Ayurveda also believes our daily schedules have a dosha, and Kapha time is 6:00-10:00 a.m., and 6:00-10:00 p.m. Ayurveda practicioners stress the importance of getting out of bed before Kapha time starts, because if you wake up during Kapha time, you’ll be heavy and lethargic. That was certainly true for me this week, as I often slept in until 8 or 9 and then couldn’t move and didn’t care (until later when I was panicking over work to finish). However, if you’re up before Kapha time, and can start your work, you’ll have the benefit of the calm, muscular endurance of Kapha to get your hardest work done (it’s also cooler in the morning, a benefit to those who work out in the morning and those who do manual labor, like farming, construction, and gardening).

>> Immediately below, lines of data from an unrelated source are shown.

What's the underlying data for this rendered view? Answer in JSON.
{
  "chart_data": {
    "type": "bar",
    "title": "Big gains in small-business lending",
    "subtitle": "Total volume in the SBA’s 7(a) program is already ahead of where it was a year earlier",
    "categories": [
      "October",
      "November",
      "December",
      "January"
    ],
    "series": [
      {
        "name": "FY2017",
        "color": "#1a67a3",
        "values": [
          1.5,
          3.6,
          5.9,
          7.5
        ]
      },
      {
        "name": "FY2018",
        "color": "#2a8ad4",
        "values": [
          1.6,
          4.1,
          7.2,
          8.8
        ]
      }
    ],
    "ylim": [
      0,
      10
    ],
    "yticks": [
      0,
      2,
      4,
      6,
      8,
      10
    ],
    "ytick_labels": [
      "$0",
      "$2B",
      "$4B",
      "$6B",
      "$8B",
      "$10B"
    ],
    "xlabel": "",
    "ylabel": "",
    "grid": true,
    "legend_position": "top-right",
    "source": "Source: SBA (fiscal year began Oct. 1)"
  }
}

In the evening Kapha time, notice that you might start to feel tired around 9:00 or 10:00. Go to bed then–just .

Here’s some tips for Kapha season:

  • Get up before or with the sun (6:00 a.m.). Make up for sleep by going to bed before 10:00 p.m. (yikes, still working on it). Go easy on naps.
  • Eat a small breakfast and evening meal. Have your biggest meal at noon.
  • Get some vigorous exercise every day. Walking and yoga are good for all the doshas; gardening and yardwork are also great options this time of year.
  • Avoid sugary, fatty foods, salty foods and go easy on dairy, meat, and grains. Opt for vegetables (raw or lightly steamed), astringent fruits like apples, pears, cranberries, and pomegranates, and legumes.  Feel free to add plenty of pungent spices (pepper, ginger, galic, cumin, etc) to your food.
  • Work on de-cluttering your life by giving away or selling things you no longer need or use. This is a great time of year to clear some space.

Whether or not you consider yourself a Kapha, I hope some of these tips make the rest of your spring season a healthy and dynamic one. If you are a Kapha, know that you are in a group of some of my favorite people and the world is better because of you.